David Mead is at the Birmingham Hippodrome
May 3, 2016
Nederlands Dans Theater 2 got the theatre programme of the International Dance Festival Birmingham off to a cracking start at the Hippodrome in an evening that showcased wonderfully the youthful talents and energy of the dancers, and that just got better and better as it went on.
The best came last, Alexander Ekman’s witty and rather tongue-in-cheek Cacti, which does indeed include lots of cacti, alongside a clever set of blocks, sort of mini personal dance stages manipulated by the cast, and a dead cat (yes, really!).
Cacti starts with the whole ensemble as a ‘human orchestra’, each dancer on their own plinth. The dancers echo and amplify the music (an arrangement of Haydn, Schubert and Beethoven) but better still create their own percussion as they breathe loudly, stamp and slap their way through the section. When the blocks are formed into a makeshift wall, we are treated to a fun game of hide and seek. There’s also a great sequence of dancers running on the spot. But the highlight is undoubtedly an extended duet (Katarina van den Wouwer and Gregory Lau) accompanied by a voiceover that allows us to hear the (supposed) conversation and inner thoughts that the couple have as the dance. It’s often very amusing. “You always get that wrong,” says one. “That was close,” says the other after a near miss.

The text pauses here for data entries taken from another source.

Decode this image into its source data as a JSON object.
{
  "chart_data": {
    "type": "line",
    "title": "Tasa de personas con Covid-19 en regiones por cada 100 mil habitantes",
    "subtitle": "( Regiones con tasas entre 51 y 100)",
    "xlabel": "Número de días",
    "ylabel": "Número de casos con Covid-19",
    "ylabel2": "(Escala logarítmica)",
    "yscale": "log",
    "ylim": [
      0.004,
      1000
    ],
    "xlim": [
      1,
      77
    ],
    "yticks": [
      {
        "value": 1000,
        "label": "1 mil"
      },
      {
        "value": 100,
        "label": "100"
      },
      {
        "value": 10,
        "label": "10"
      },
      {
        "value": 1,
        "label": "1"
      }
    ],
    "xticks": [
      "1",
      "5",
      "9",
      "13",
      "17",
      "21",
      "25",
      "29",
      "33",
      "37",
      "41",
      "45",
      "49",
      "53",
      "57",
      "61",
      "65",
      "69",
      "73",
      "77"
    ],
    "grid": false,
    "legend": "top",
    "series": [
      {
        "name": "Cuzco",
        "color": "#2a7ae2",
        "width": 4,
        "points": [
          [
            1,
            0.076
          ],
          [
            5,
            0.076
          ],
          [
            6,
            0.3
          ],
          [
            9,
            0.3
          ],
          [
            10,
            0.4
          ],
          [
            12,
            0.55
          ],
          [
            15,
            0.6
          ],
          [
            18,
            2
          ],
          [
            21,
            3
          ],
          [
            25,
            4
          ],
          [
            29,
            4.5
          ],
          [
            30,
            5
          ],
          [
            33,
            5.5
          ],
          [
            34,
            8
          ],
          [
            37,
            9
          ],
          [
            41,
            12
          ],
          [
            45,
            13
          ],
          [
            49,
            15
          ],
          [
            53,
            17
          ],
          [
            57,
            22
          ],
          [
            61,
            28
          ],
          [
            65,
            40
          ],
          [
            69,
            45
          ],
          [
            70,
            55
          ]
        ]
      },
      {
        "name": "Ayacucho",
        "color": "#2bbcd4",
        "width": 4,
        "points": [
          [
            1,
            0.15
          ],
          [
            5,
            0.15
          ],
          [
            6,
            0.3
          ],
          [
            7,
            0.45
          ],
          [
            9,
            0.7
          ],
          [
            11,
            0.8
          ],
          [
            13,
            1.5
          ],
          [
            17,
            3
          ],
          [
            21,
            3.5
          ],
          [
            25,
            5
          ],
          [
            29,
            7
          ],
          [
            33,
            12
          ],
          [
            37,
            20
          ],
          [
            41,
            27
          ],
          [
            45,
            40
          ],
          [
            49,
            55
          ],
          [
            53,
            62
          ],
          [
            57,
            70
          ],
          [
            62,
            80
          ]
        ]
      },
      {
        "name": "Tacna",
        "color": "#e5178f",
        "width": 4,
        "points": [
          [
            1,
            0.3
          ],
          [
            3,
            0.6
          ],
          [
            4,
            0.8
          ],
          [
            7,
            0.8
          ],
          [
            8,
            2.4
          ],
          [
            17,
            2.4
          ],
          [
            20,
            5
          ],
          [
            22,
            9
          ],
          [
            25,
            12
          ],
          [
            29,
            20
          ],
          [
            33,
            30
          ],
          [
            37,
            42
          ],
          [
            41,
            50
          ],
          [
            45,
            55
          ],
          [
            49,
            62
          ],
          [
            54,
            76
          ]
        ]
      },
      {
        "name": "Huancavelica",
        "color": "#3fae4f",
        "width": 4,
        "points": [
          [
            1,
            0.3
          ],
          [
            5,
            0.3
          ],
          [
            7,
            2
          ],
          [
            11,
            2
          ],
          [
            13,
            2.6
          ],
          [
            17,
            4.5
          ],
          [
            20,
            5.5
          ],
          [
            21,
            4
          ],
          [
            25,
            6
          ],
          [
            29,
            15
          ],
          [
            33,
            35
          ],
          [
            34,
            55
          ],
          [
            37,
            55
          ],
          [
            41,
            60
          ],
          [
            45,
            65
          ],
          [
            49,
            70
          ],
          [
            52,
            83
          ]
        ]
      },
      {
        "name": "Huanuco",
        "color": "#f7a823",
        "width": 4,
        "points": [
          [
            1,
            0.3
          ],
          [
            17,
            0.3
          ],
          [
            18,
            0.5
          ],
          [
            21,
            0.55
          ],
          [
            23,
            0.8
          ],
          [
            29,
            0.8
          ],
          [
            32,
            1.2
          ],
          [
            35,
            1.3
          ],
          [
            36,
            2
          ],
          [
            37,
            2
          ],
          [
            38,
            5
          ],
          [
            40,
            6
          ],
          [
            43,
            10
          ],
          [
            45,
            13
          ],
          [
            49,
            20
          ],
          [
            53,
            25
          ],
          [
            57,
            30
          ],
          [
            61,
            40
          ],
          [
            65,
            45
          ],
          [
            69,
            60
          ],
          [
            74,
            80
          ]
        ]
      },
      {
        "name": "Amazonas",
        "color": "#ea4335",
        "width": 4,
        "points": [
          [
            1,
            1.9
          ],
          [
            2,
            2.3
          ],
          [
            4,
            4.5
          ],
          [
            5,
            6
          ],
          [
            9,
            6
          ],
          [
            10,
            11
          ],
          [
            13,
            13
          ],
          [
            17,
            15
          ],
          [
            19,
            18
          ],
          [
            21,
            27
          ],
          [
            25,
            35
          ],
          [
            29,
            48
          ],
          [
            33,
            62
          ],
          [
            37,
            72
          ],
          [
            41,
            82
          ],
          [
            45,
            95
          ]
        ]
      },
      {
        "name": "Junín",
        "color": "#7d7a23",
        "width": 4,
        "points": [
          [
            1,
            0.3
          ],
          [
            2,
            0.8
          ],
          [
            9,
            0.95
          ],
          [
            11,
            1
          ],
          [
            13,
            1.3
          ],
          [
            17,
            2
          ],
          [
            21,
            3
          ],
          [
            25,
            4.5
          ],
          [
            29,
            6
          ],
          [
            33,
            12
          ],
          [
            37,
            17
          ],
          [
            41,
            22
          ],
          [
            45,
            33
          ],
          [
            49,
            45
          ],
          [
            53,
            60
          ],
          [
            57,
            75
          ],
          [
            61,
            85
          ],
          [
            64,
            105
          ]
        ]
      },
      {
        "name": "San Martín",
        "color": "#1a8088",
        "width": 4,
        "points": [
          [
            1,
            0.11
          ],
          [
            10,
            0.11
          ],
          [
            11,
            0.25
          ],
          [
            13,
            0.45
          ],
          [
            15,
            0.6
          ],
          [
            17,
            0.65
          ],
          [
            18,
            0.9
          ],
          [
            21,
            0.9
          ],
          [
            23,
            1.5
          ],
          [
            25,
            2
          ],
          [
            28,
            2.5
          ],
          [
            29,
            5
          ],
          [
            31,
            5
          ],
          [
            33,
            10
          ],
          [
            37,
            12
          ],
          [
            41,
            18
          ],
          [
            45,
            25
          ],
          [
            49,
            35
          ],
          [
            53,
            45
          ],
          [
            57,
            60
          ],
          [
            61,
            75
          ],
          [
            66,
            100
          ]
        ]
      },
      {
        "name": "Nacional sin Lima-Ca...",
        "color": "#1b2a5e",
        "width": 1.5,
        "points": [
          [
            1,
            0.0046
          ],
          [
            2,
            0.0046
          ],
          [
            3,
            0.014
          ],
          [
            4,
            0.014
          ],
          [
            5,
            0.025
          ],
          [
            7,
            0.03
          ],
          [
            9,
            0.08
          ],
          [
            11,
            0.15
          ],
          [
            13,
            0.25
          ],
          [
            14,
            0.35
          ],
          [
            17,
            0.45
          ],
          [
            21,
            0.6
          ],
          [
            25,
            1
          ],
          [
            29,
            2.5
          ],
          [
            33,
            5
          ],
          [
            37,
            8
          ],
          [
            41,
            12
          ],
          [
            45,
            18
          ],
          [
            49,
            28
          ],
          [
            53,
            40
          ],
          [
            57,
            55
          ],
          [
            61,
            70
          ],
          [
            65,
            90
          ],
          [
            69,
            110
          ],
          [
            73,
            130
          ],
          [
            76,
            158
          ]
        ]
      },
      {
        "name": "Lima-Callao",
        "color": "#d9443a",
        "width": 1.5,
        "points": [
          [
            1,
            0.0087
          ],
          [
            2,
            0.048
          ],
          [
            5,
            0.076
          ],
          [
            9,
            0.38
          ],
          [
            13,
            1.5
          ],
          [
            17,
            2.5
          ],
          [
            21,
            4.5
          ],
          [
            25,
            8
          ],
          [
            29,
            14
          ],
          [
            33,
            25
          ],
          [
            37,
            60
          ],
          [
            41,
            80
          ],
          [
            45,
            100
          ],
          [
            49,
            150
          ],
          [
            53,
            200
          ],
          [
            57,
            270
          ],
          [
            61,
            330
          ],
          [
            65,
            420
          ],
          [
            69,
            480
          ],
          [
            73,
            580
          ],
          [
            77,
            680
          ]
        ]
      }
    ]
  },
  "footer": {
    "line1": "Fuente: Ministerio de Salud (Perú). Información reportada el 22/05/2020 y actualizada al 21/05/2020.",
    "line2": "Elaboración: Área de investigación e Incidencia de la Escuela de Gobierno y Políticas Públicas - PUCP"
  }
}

There are deeper meanings and motives in Cacti, which is essentially a tongue-in-cheek mocking of all that is supposedly past-modern. Collaboration is what it’s all about, a voiceover tells us. ‘Can you really believe what you see?’ is an underlying question. Do the cacti really represent the journey of life from beginning to end, or is it all just some big joke. Is that cat an oblique reference to Schrödinger? Probably. Take it as you will, but do enjoy the absurd fun it all is.
Preceding Cacti, Hans van Manen’s Solo is a classic study in simplicity from the master of Dutch dance. Three men (Lau, Benjamin Behrends and Miguel Duarte) portray a single man examining his place in the world. Typical of van Manen, the dance is full of little looks as they acknowledge each other as they come and go in turn. The dance itself is a feast of fast leaps and sharp turns, the intensity and fluidity gradually increasing over the seven minutes. Great stuff.
The opening I New Then by Johan Inger to music by Van Morrison features an awkward man, sort of the guy left out amid all that is happening around him. He becomes tormented when he sees a couple of lovers from his hiding place in a forest of steel poles. He’s full of odd antics and vocals, screeches and howls, which can be seen as funny, but that I found slightly uncomfortable. It is a little difficult at first, but Inger’s choreography slowly draws you in and wraps itself around you. A huge breath of optimism shines through at the end as the whole cast strip to their underwear and dance exuberantly to Crazy Love.
Completing the programme, mutual comfort by Edward Clug is a sharply detailed quartet packed with tension-filled bodies. There are ballet references, but positions are angular and awkward and change suddenly. Poses are strange and complex. As throughout the evening, the dancers’ strength and clarity of line was at a level not seen as often as it should be. A fascinating if not easy watch.